Infatti il datore di lavoro, sulla base delle conoscenze disponibili, deve assicurare che i lavoratori siano adeguatamente informati e formati in merito a:

  • tipologia di agenti cancerogeni e/o mutageni presenti nei cicli lavorativi, loro dislocazione, rischi per la salute connessi al loro impiego, compresi i rischi aggiuntivi dovuti al fumare;
  • precauzioni da osservare per evitare o diminuire l’esposizione;
  • modalità per prevenire il verificarsi di incidenti e misure da adottare per limitarne le conseguenze.

 

Senza dimenticare che l’informazione e la formazione vanno effettuate prima di adibire i lavoratori alle attività a rischio di esposizione ad agenti cancerogeni e/o mutageni e che queste attività devono essere ripetute almeno ogni 5 anni e comunque ogniqualvolta si verifichino nelle lavorazioni cambiamenti che influiscono sulla natura dei rischi. Gli impianti, i contenitori e gli imballaggi contenenti agenti cancerogeni e/o mutageni devono essere etichettati in maniera leggibile e comprensibile.

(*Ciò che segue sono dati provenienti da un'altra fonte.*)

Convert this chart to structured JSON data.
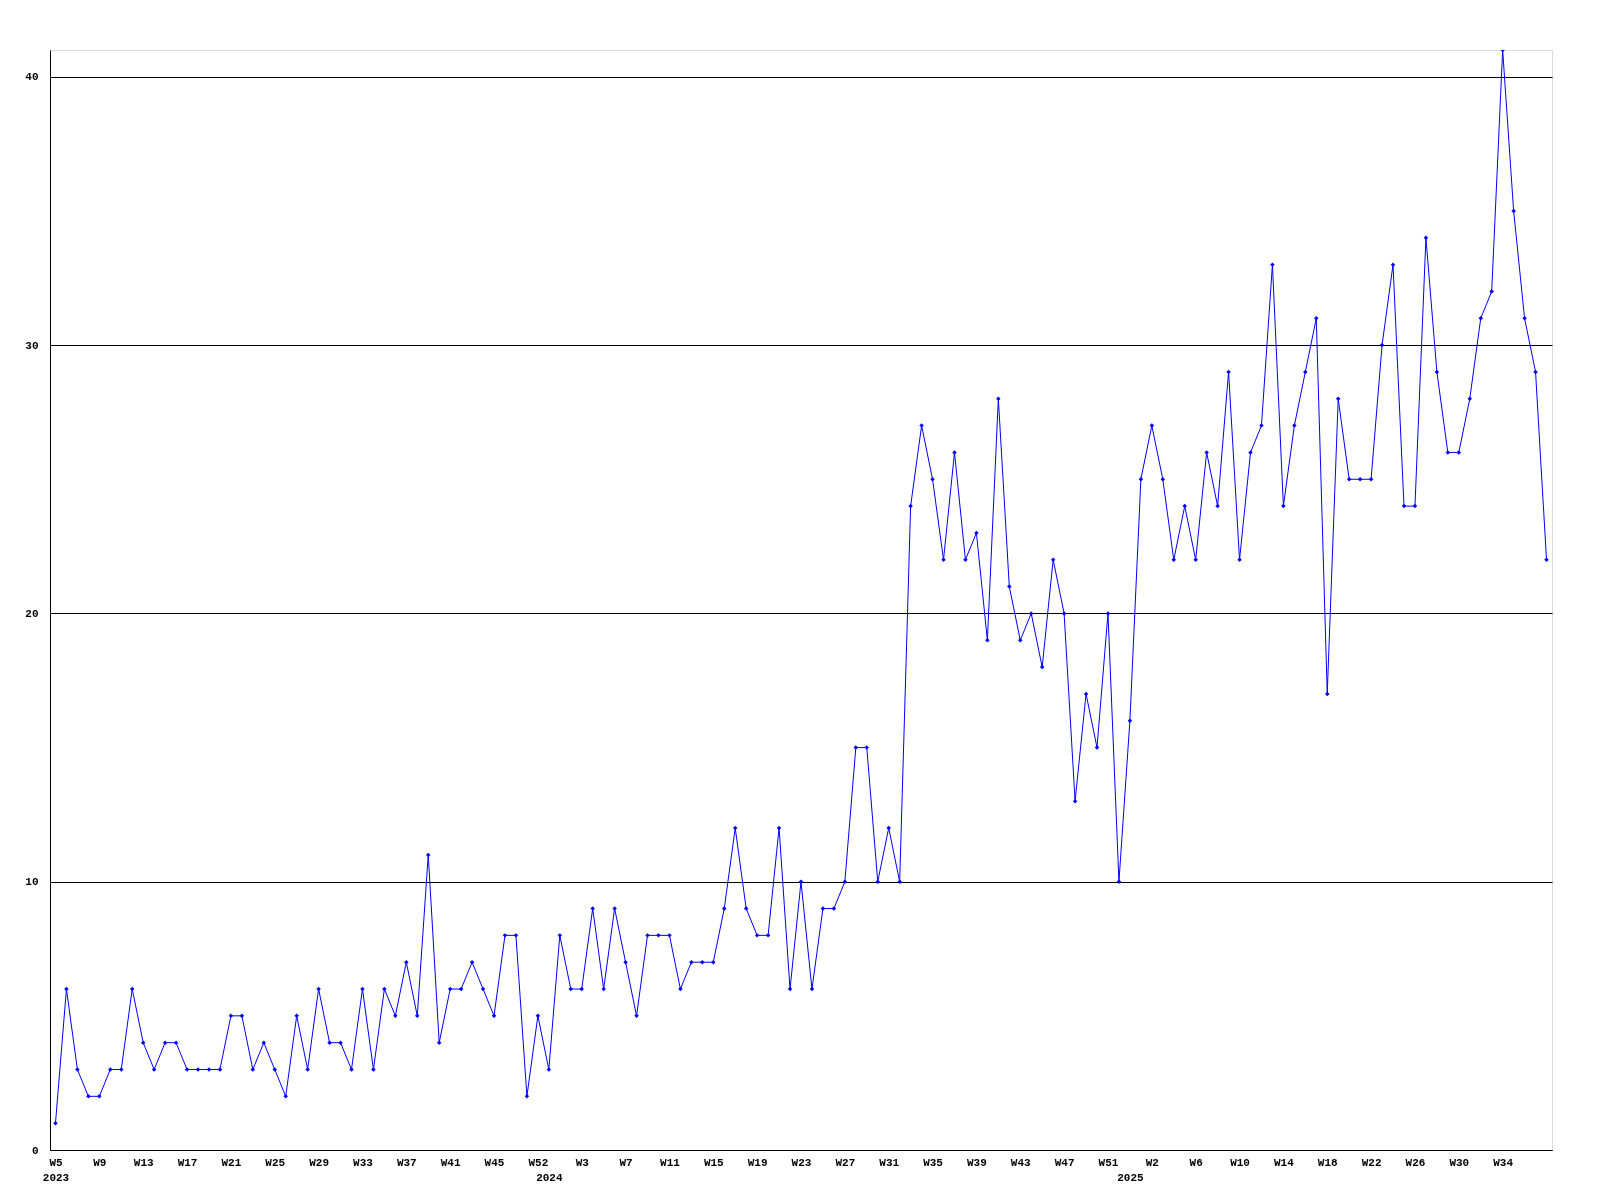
{
  "chart_data": {
    "type": "line",
    "categories": [
      "W5\n2023",
      null,
      null,
      null,
      "W9",
      null,
      null,
      null,
      "W13",
      null,
      null,
      null,
      "W17",
      null,
      null,
      null,
      "W21",
      null,
      null,
      null,
      "W25",
      null,
      null,
      null,
      "W29",
      null,
      null,
      null,
      "W33",
      null,
      null,
      null,
      "W37",
      null,
      null,
      null,
      "W41",
      null,
      null,
      null,
      "W45",
      null,
      null,
      null,
      "W52",
      "\n2024",
      null,
      null,
      "W3",
      null,
      null,
      null,
      "W7",
      null,
      null,
      null,
      "W11",
      null,
      null,
      null,
      "W15",
      null,
      null,
      null,
      "W19",
      null,
      null,
      null,
      "W23",
      null,
      null,
      null,
      "W27",
      null,
      null,
      null,
      "W31",
      null,
      null,
      null,
      "W35",
      null,
      null,
      null,
      "W39",
      null,
      null,
      null,
      "W43",
      null,
      null,
      null,
      "W47",
      null,
      null,
      null,
      "W51",
      null,
      "\n2025",
      null,
      "W2",
      null,
      null,
      null,
      "W6",
      null,
      null,
      null,
      "W10",
      null,
      null,
      null,
      "W14",
      null,
      null,
      null,
      "W18",
      null,
      null,
      null,
      "W22",
      null,
      null,
      null,
      "W26",
      null,
      null,
      null,
      "W30",
      null,
      null,
      null,
      "W34",
      null,
      null,
      null,
      null
    ],
    "series": [
      {
        "color": "#0000ff",
        "values": [
          1,
          6,
          3,
          2,
          2,
          3,
          3,
          6,
          4,
          3,
          4,
          4,
          3,
          3,
          3,
          3,
          5,
          5,
          3,
          4,
          3,
          2,
          5,
          3,
          6,
          4,
          4,
          3,
          6,
          3,
          6,
          5,
          7,
          5,
          11,
          4,
          6,
          6,
          7,
          6,
          5,
          8,
          8,
          2,
          5,
          3,
          8,
          6,
          6,
          9,
          6,
          9,
          7,
          5,
          8,
          8,
          8,
          6,
          7,
          7,
          7,
          9,
          12,
          9,
          8,
          8,
          12,
          6,
          10,
          6,
          9,
          9,
          10,
          15,
          15,
          10,
          12,
          10,
          24,
          27,
          25,
          22,
          26,
          22,
          23,
          19,
          28,
          21,
          19,
          20,
          18,
          22,
          20,
          13,
          17,
          15,
          20,
          10,
          16,
          25,
          27,
          25,
          22,
          24,
          22,
          26,
          24,
          29,
          22,
          26,
          27,
          33,
          24,
          27,
          29,
          31,
          17,
          28,
          25,
          25,
          25,
          30,
          33,
          24,
          24,
          34,
          29,
          26,
          26,
          28,
          31,
          32,
          41,
          35,
          31,
          29,
          22
        ]
      }
    ],
    "ylim": [
      0,
      41
    ],
    "yticks": [
      0,
      10,
      20,
      30,
      40
    ],
    "grid": "y",
    "marker": "diamond",
    "line_style": "solid"
  }
}
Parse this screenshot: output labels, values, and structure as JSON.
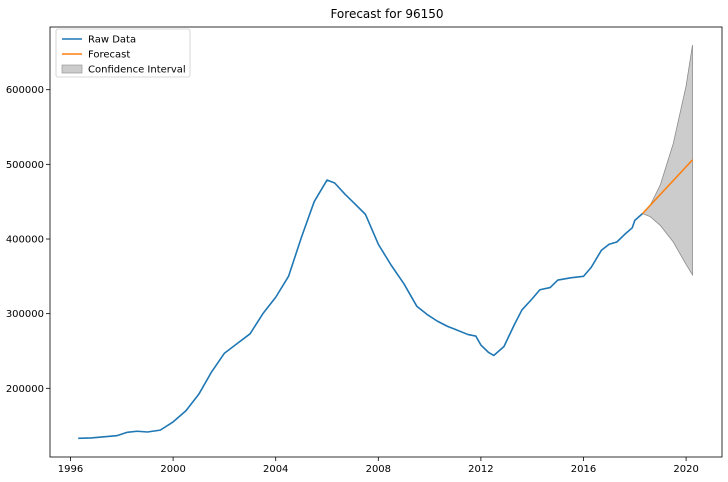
{
  "chart_data": {
    "type": "line",
    "title": "Forecast for 96150",
    "xlabel": "",
    "ylabel": "",
    "xlim": [
      1995.2,
      2021.4
    ],
    "ylim": [
      108000,
      684000
    ],
    "x_ticks": [
      1996,
      2000,
      2004,
      2008,
      2012,
      2016,
      2020
    ],
    "y_ticks": [
      200000,
      300000,
      400000,
      500000,
      600000
    ],
    "grid": false,
    "legend_position": "top-left",
    "colors": {
      "raw": "#1f77b4",
      "forecast": "#ff7f0e",
      "ci_fill": "#cccccc",
      "ci_edge": "#8c8c8c"
    },
    "series": [
      {
        "name": "Raw Data",
        "type": "line",
        "x": [
          1996.3,
          1996.8,
          1997.3,
          1997.8,
          1998.2,
          1998.6,
          1999.0,
          1999.5,
          2000.0,
          2000.5,
          2001.0,
          2001.5,
          2002.0,
          2002.5,
          2003.0,
          2003.5,
          2004.0,
          2004.5,
          2005.0,
          2005.5,
          2006.0,
          2006.3,
          2006.7,
          2007.0,
          2007.5,
          2008.0,
          2008.5,
          2009.0,
          2009.5,
          2009.9,
          2010.3,
          2010.7,
          2011.0,
          2011.5,
          2011.8,
          2012.0,
          2012.3,
          2012.5,
          2012.9,
          2013.3,
          2013.6,
          2014.0,
          2014.3,
          2014.7,
          2015.0,
          2015.5,
          2016.0,
          2016.3,
          2016.7,
          2017.0,
          2017.3,
          2017.6,
          2017.9,
          2018.0,
          2018.3
        ],
        "y": [
          133000,
          133500,
          135000,
          136500,
          141000,
          142500,
          141500,
          144000,
          155000,
          170000,
          192000,
          222000,
          247000,
          260000,
          273000,
          300000,
          322000,
          350000,
          402000,
          450000,
          479000,
          475000,
          460000,
          450000,
          433000,
          393000,
          365000,
          340000,
          310000,
          299000,
          290000,
          283000,
          279000,
          272000,
          270000,
          258000,
          248000,
          244000,
          256000,
          285000,
          305000,
          320000,
          332000,
          335000,
          345000,
          348000,
          350000,
          362000,
          385000,
          393000,
          396000,
          406000,
          415000,
          425000,
          434000
        ]
      },
      {
        "name": "Forecast",
        "type": "line",
        "x": [
          2018.3,
          2020.25
        ],
        "y": [
          434000,
          506000
        ]
      },
      {
        "name": "Confidence Interval",
        "type": "area",
        "x": [
          2018.3,
          2018.6,
          2019.0,
          2019.5,
          2020.0,
          2020.25
        ],
        "upper": [
          434000,
          445000,
          473000,
          528000,
          605000,
          660000
        ],
        "lower": [
          434000,
          430000,
          418000,
          396000,
          366000,
          352000
        ]
      }
    ]
  }
}
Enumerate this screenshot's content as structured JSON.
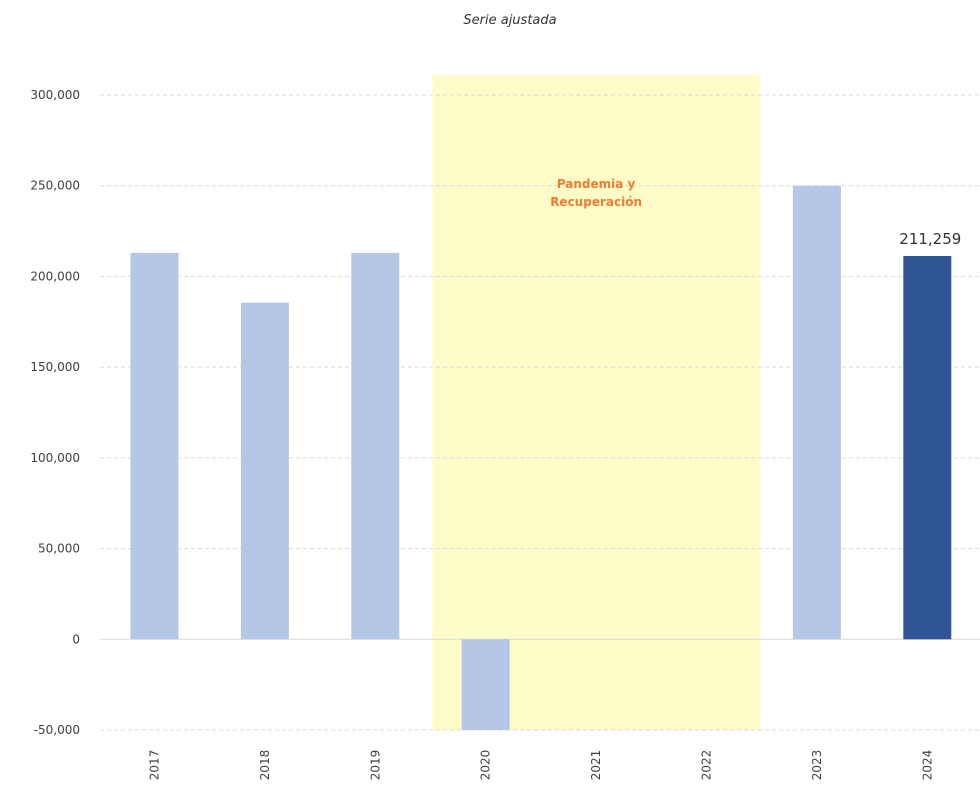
{
  "chart_data": {
    "type": "bar",
    "subtitle": "Serie ajustada",
    "categories": [
      "2017",
      "2018",
      "2019",
      "2020",
      "2021",
      "2022",
      "2023",
      "2024"
    ],
    "values": [
      213000,
      185500,
      213000,
      -50000,
      null,
      null,
      250000,
      211259
    ],
    "ylim": [
      -50000,
      300000
    ],
    "yticks": [
      -50000,
      0,
      50000,
      100000,
      150000,
      200000,
      250000,
      300000
    ],
    "ytick_labels": [
      "-50,000",
      "0",
      "50,000",
      "100,000",
      "150,000",
      "200,000",
      "250,000",
      "300,000"
    ],
    "grid": true,
    "highlight_category": "2024",
    "data_labels": [
      {
        "category": "2024",
        "text": "211,259"
      }
    ],
    "shaded_region": {
      "from": "2020",
      "to": "2022",
      "label_lines": [
        "Pandemia y",
        "Recuperación"
      ]
    },
    "colors": {
      "bar": "#b4c7e7",
      "bar_highlight": "#2f5597",
      "shade": "#fdfcc8",
      "annotation_text": "#ed7d31",
      "grid": "#d9d9d9",
      "zero_line": "#d9d9d9"
    }
  }
}
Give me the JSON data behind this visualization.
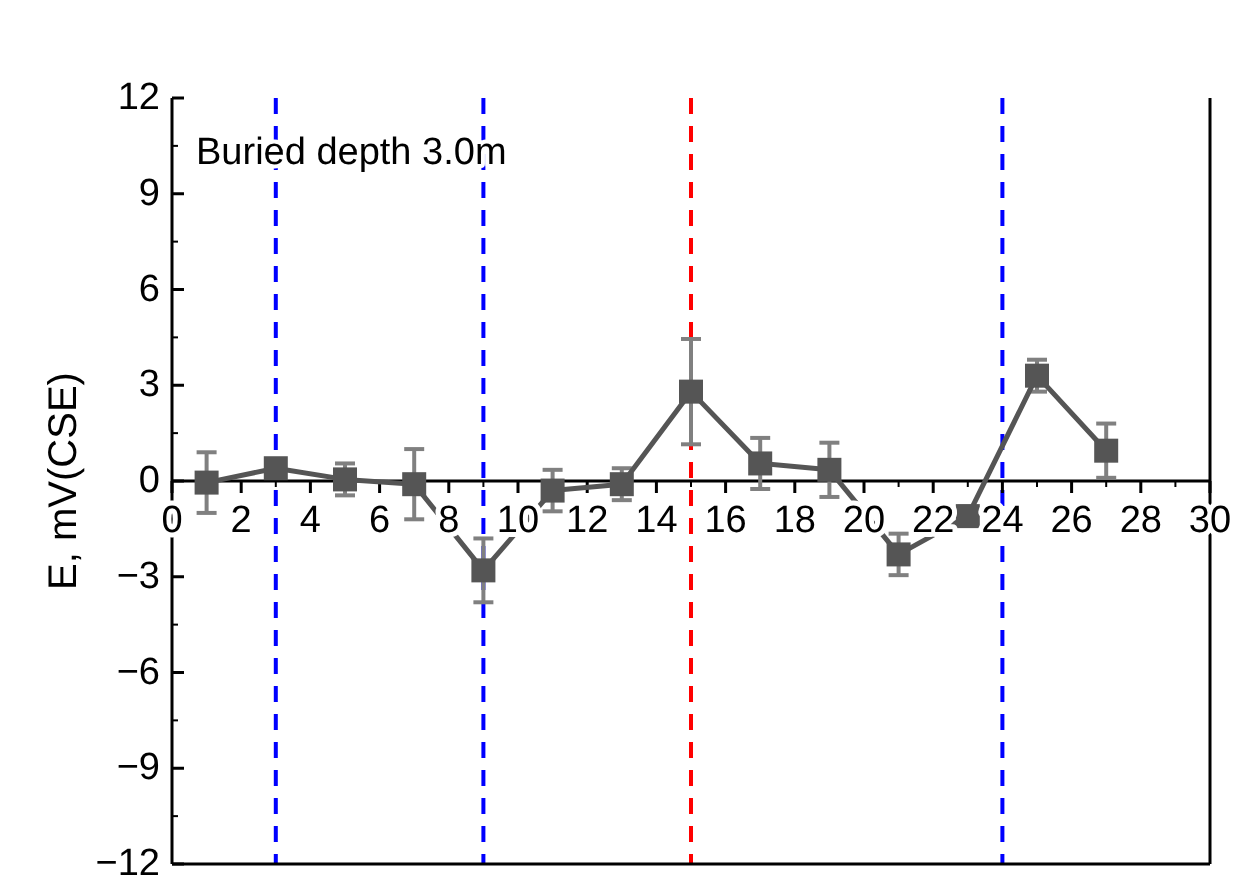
{
  "chart_data": {
    "type": "line",
    "ylabel": "E, mV(CSE)",
    "annotations": [
      "Buried depth 3.0m"
    ],
    "x": [
      1,
      3,
      5,
      7,
      9,
      11,
      13,
      15,
      17,
      19,
      21,
      23,
      25,
      27
    ],
    "series": [
      {
        "color": "#555555",
        "values": [
          -0.05,
          0.4,
          0.05,
          -0.1,
          -2.8,
          -0.3,
          -0.1,
          2.8,
          0.55,
          0.35,
          -2.3,
          -1.1,
          3.3,
          0.95
        ],
        "errors": [
          0.95,
          0.2,
          0.5,
          1.1,
          1.0,
          0.65,
          0.5,
          1.65,
          0.8,
          0.85,
          0.65,
          0.3,
          0.5,
          0.85
        ]
      }
    ],
    "xlim": [
      0,
      30
    ],
    "xticks": [
      0,
      2,
      4,
      6,
      8,
      10,
      12,
      14,
      16,
      18,
      20,
      22,
      24,
      26,
      28,
      30
    ],
    "ylim": [
      -12,
      12
    ],
    "yticks": [
      {
        "value": -12,
        "label": "−12"
      },
      {
        "value": -9,
        "label": "−9"
      },
      {
        "value": -6,
        "label": "−6"
      },
      {
        "value": -3,
        "label": "−3"
      },
      0,
      3,
      6,
      9,
      12
    ],
    "ref_lines": [
      {
        "axis": "x",
        "value": 3,
        "color": "#0000ff",
        "line_style": "dashed"
      },
      {
        "axis": "x",
        "value": 9,
        "color": "#0000ff",
        "line_style": "dashed"
      },
      {
        "axis": "x",
        "value": 15,
        "color": "#ff0000",
        "line_style": "dashed"
      },
      {
        "axis": "x",
        "value": 24,
        "color": "#0000ff",
        "line_style": "dashed"
      }
    ],
    "marker": "square",
    "line_style": "solid"
  }
}
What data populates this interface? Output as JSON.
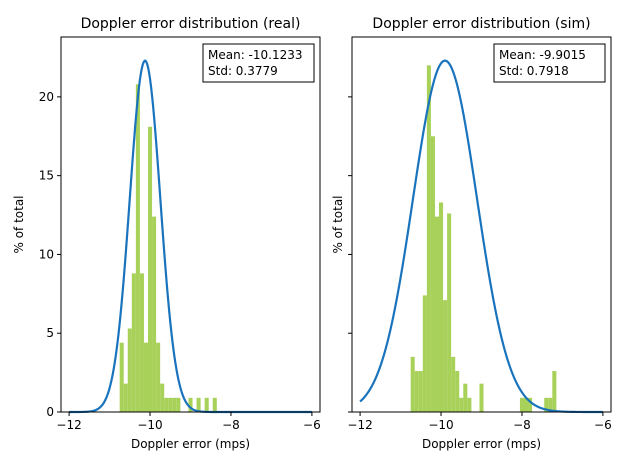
{
  "chart_data": [
    {
      "type": "histogram",
      "title": "Doppler error distribution (real)",
      "xlabel": "Doppler error (mps)",
      "ylabel": "% of total",
      "xlim": [
        -12.2,
        -5.8
      ],
      "ylim": [
        0,
        23.8
      ],
      "xticks": [
        -12,
        -10,
        -8,
        -6
      ],
      "xtick_labels": [
        "−12",
        "−10",
        "−8",
        "−6"
      ],
      "yticks": [
        0,
        5,
        10,
        15,
        20
      ],
      "ytick_labels": [
        "0",
        "5",
        "10",
        "15",
        "20"
      ],
      "bar_color": "#a8d15a",
      "curve_color": "#1a74bd",
      "bins": [
        {
          "x0": -10.75,
          "x1": -10.65,
          "value": 4.4
        },
        {
          "x0": -10.65,
          "x1": -10.55,
          "value": 1.8
        },
        {
          "x0": -10.55,
          "x1": -10.45,
          "value": 5.3
        },
        {
          "x0": -10.45,
          "x1": -10.35,
          "value": 8.8
        },
        {
          "x0": -10.35,
          "x1": -10.25,
          "value": 20.8
        },
        {
          "x0": -10.25,
          "x1": -10.15,
          "value": 8.8
        },
        {
          "x0": -10.15,
          "x1": -10.05,
          "value": 4.4
        },
        {
          "x0": -10.05,
          "x1": -9.95,
          "value": 18.1
        },
        {
          "x0": -9.95,
          "x1": -9.85,
          "value": 12.4
        },
        {
          "x0": -9.85,
          "x1": -9.75,
          "value": 4.4
        },
        {
          "x0": -9.75,
          "x1": -9.65,
          "value": 1.8
        },
        {
          "x0": -9.65,
          "x1": -9.55,
          "value": 0.9
        },
        {
          "x0": -9.55,
          "x1": -9.45,
          "value": 0.9
        },
        {
          "x0": -9.45,
          "x1": -9.35,
          "value": 0.9
        },
        {
          "x0": -9.35,
          "x1": -9.25,
          "value": 0.9
        },
        {
          "x0": -9.05,
          "x1": -8.95,
          "value": 0.9
        },
        {
          "x0": -8.85,
          "x1": -8.75,
          "value": 0.9
        },
        {
          "x0": -8.65,
          "x1": -8.55,
          "value": 0.9
        },
        {
          "x0": -8.45,
          "x1": -8.35,
          "value": 0.9
        }
      ],
      "normal_fit": {
        "mean": -10.1233,
        "std": 0.3779,
        "peak": 22.3,
        "x_range": [
          -12,
          -6
        ]
      },
      "stats": {
        "mean_label": "Mean: -10.1233",
        "std_label": "Std: 0.3779"
      },
      "legend_position": "top-right"
    },
    {
      "type": "histogram",
      "title": "Doppler error distribution (sim)",
      "xlabel": "Doppler error (mps)",
      "ylabel": "% of total",
      "xlim": [
        -12.2,
        -5.8
      ],
      "ylim": [
        0,
        23.8
      ],
      "xticks": [
        -12,
        -10,
        -8,
        -6
      ],
      "xtick_labels": [
        "−12",
        "−10",
        "−8",
        "−6"
      ],
      "yticks": [
        0,
        5,
        10,
        15,
        20
      ],
      "ytick_labels": [
        "0",
        "5",
        "10",
        "15",
        "20"
      ],
      "bar_color": "#a8d15a",
      "curve_color": "#1a74bd",
      "bins": [
        {
          "x0": -10.75,
          "x1": -10.65,
          "value": 3.5
        },
        {
          "x0": -10.65,
          "x1": -10.55,
          "value": 2.6
        },
        {
          "x0": -10.55,
          "x1": -10.45,
          "value": 2.6
        },
        {
          "x0": -10.45,
          "x1": -10.35,
          "value": 7.4
        },
        {
          "x0": -10.35,
          "x1": -10.25,
          "value": 22.0
        },
        {
          "x0": -10.25,
          "x1": -10.15,
          "value": 17.5
        },
        {
          "x0": -10.15,
          "x1": -10.05,
          "value": 12.4
        },
        {
          "x0": -10.05,
          "x1": -9.95,
          "value": 13.3
        },
        {
          "x0": -9.95,
          "x1": -9.85,
          "value": 7.1
        },
        {
          "x0": -9.85,
          "x1": -9.75,
          "value": 12.6
        },
        {
          "x0": -9.75,
          "x1": -9.65,
          "value": 3.5
        },
        {
          "x0": -9.65,
          "x1": -9.55,
          "value": 2.6
        },
        {
          "x0": -9.55,
          "x1": -9.45,
          "value": 0.9
        },
        {
          "x0": -9.45,
          "x1": -9.35,
          "value": 1.8
        },
        {
          "x0": -9.35,
          "x1": -9.25,
          "value": 0.9
        },
        {
          "x0": -9.05,
          "x1": -8.95,
          "value": 1.8
        },
        {
          "x0": -8.05,
          "x1": -7.95,
          "value": 0.9
        },
        {
          "x0": -7.95,
          "x1": -7.85,
          "value": 0.9
        },
        {
          "x0": -7.85,
          "x1": -7.75,
          "value": 0.9
        },
        {
          "x0": -7.45,
          "x1": -7.35,
          "value": 0.9
        },
        {
          "x0": -7.35,
          "x1": -7.25,
          "value": 0.9
        },
        {
          "x0": -7.25,
          "x1": -7.15,
          "value": 2.6
        }
      ],
      "normal_fit": {
        "mean": -9.9015,
        "std": 0.7918,
        "peak": 22.3,
        "x_range": [
          -12,
          -6
        ]
      },
      "stats": {
        "mean_label": "Mean: -9.9015",
        "std_label": "Std: 0.7918"
      },
      "legend_position": "top-right"
    }
  ]
}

Concludiamo con un breve cenno anche alle misure di protezione che diminuiscono l’entità dei danni conseguenti all’esposizione a un pericolo e che possono essere:

  • collettive: proteggono contemporaneamente tutti i lavoratori presenti in un medesimo ambiente, indipendentemente dal loro comportamento;
  • individuali: proteggono ogni singolo lavoratore e tipicamente consistono in Dispositivi di Protezione Individuale (DPI).

In particolare le principali misure di protezione collettive contro l’esposizione ad agenti chimici comprendono:

  • ventilazione generale: la ventilazione generale (naturale e/o forzata) consente il ricambio dell’aria in tutto l’ambiente di lavoro; un sistema di ventilazione forzata prevede l’immissione di aria pulita e l’espulsione di aria inquinata; tuttavia, la ventilazione generale non diminuisce la quantità totale di inquinanti aerodispersi, bensì la loro concentrazione per effetto della diluizione;
  • aspirazione localizzata: l’aspirazione localizzata cattura gli inquinanti (particelle, gas o vapori) presso il punto di emissione, prima che raggiungano la zona di respirazione dei lavoratori; una volta captati, gli inquinanti vengono estratti dall’ambiente, previa eventuale filtrazione; nel frattempo, viene immessa aria pulita dall’esterno; intervenendo alla fonte, l’aspirazione localizzata garantisce generalmente una protezione migliore rispetto alla ventilazione generale.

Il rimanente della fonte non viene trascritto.